The first chapter of an Elmore Leonard novel often seems disjointed and out of sync with everything going on. It doesn’t always have to do with the main plot and it feels more like straight narration. The opening chapter is often essential in establishing the main character for Leonard’s narrative, though sometimes that isn’t always the case (see Rum Punch and Killshot).

In Leonard’s 1977 caper, he introduces us to Detroit process server Jack Ryan (no, not that Jack Ryan), who was in the 1969 crime novel The Big Bounce. The previous novel is not required reading, though recommended. In fifteen short pages, he fleshes out the character’s personality, his past, and even offers a few vignettes that run from sad to funny and, in one case involving a doctor, both.

The opening chapter technique is something he has repeated in numerous novels including Get Shorty, Tishomingo Blues, The Hot Kid and many more.

How is the rest of the novel? Very good. Ryan is a more sympathetic hero than in the previous 1970’s crime novels. Stick and Harry Mitchell aren’t bad guys, but they aren’t terribly sympathetic, either. They’re made good by the characters they associate themselves with. Ryan is flawed, but he looks really good compared to the cast he surrounds himself with. None is worse than Raymond Gidre, a racist sociopath with a few memorable scenes where his penchant for murder hits home. Even the guy Ryan is looking for at the start of the book, Robert Leary, has a few murders on his sheet.

The story doesn’t always hit dead center, but the pace is very strong and it was clear, even then, that Elmore Leonard was going to be something special in the crime genre. He had the dialogue skills of George V. Higgins and a lot more skill at prose. If you need proof, just read that opening chapter and find yourself being sucked into a world that seems long and forgotten.

Fun fact: Jack Ryan is mentioned by name in the previous Elmore Leonard novel, Swag, by Sportree, the main antagonist of that novel. I suppose that name-check is what inspired Leonard, though it is also possible he might have been working on both at the same time.

Sunday, February 5, 2012

The top 10 Elmore Leonard books overview

It is impossible to overstate the influence Elmore Leonard has had on me and many other crime novelists in this game. He's been writing for sixty years, starting in Westerns, and then moving on to the crime genre in the late sixties when the Western genre pretty much keeled over and died in fiction. His dialogue and prose are virtually unmatched. Authors like Hemingway, James M. Cain, Raymond Chandler, Richard Bissell and George V. Higgins, in particular, helped shape his voice, but he has proven over the years that he is not an imitator. He follows his own path and the authors who have followed in his footsteps now they are looking up at him. Authors like George Pelecanos, Dennis Lehane, Richard Price, Michael Connelly, and James Ellroy have all been influenced in some way by his work and have made their own names with their work, but to a degree their paths wouldn't be possible without Leonard's.

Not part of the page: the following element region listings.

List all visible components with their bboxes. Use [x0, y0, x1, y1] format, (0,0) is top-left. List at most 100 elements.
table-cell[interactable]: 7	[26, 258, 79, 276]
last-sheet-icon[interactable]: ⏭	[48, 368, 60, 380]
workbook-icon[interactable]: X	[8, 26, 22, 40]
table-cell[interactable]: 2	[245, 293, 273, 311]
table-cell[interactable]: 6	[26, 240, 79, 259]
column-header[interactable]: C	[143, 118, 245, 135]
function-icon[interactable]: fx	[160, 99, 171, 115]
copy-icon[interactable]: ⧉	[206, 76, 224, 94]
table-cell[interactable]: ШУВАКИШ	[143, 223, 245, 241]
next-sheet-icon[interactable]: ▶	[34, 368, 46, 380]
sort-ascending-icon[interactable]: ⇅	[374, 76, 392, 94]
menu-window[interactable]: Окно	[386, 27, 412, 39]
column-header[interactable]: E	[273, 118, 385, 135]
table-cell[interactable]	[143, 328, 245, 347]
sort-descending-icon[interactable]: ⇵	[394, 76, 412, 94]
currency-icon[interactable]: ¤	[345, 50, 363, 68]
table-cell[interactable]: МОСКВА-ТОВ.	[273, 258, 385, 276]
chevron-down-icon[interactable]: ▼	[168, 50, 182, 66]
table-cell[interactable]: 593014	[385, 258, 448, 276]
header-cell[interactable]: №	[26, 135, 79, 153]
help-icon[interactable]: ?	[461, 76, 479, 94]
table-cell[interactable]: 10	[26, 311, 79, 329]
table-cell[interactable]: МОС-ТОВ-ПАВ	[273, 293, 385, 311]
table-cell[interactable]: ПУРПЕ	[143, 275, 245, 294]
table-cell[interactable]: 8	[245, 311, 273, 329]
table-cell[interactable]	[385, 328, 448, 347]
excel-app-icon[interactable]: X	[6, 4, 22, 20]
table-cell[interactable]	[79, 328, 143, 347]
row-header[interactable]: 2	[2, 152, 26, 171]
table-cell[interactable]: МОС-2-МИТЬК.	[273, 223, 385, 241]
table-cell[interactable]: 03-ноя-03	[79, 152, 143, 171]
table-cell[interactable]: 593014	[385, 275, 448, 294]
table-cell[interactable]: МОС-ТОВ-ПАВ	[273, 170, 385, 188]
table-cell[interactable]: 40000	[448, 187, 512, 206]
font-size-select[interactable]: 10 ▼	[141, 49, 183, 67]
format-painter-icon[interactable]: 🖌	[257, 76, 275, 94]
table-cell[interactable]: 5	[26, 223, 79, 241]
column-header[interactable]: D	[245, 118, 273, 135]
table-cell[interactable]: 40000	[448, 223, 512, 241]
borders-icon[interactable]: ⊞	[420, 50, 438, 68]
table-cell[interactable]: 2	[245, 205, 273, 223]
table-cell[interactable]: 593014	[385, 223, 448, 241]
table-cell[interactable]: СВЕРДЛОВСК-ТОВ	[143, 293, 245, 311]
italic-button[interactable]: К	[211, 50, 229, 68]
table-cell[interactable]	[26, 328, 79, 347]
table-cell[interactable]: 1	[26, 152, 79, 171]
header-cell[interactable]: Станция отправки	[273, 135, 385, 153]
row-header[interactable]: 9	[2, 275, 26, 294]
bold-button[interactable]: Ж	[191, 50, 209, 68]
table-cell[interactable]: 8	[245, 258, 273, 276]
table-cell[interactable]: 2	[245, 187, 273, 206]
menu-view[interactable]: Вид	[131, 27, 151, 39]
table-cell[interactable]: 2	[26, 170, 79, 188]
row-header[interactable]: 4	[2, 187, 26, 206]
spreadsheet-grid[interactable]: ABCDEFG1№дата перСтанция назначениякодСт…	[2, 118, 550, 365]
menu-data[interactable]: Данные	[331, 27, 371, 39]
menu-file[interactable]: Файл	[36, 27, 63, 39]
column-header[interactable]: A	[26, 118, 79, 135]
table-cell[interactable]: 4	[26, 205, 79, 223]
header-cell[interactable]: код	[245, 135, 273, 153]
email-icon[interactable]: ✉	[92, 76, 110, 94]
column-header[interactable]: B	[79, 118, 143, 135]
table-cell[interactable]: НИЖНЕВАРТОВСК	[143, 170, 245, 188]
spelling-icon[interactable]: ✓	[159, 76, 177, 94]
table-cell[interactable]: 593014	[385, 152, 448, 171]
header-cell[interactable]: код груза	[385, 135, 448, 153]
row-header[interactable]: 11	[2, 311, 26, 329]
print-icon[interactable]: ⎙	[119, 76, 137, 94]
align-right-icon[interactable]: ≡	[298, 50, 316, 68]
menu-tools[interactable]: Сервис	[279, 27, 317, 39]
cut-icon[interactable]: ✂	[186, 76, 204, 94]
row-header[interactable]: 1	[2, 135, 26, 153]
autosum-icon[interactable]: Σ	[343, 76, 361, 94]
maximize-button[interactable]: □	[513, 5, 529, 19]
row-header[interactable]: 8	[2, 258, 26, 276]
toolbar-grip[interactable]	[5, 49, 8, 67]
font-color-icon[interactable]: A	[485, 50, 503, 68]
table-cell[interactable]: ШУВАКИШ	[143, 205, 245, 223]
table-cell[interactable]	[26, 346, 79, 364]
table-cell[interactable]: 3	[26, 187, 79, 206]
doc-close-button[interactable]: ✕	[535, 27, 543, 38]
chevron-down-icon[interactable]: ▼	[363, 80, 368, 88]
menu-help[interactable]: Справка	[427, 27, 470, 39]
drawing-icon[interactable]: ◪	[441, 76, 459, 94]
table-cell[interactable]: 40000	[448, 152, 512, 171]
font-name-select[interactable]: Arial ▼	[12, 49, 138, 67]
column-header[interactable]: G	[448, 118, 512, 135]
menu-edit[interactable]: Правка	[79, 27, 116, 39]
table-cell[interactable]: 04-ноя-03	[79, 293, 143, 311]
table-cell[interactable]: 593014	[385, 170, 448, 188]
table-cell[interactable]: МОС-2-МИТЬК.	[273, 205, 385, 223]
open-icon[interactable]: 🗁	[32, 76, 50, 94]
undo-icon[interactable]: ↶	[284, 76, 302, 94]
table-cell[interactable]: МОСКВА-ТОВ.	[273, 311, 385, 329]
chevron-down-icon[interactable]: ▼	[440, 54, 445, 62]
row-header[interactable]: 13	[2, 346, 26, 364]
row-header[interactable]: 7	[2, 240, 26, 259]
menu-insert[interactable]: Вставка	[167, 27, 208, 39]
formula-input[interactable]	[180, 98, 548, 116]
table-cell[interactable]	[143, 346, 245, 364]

I started looking for a list of the best Elmore's, but I had a hard time finding one. There are a number of camps for what they believe to be his best era and they are quite passionate in their own way. Some prefer the gritty 70's stories in Detroit, some prefer his Miami era during the early 1980's, some like his more humorous side in the 1990's, and there are even a few, I bet, that like his diverse setting pattern in the 2000's to the present. You even have a few die-hards who love his Westerns best. He has definitely done good work in all the eras, so starting tomorrow I'll be counting down 10-1 his best novels, one a week, and the final one will coincide with the season 3 finale of Justified.

What's the criteria? Nothing major. Great writing, great characters, and elements that make me want to read it again. I don't expect this to be the definitive list, but if nothing else it'll be a fun rip through some of the best novels written by the greatest crime novelist ever. I'll throw in some critical analysis and favorite scenes and favorite character and what have you.

So get ready for some fun. I know I'll be.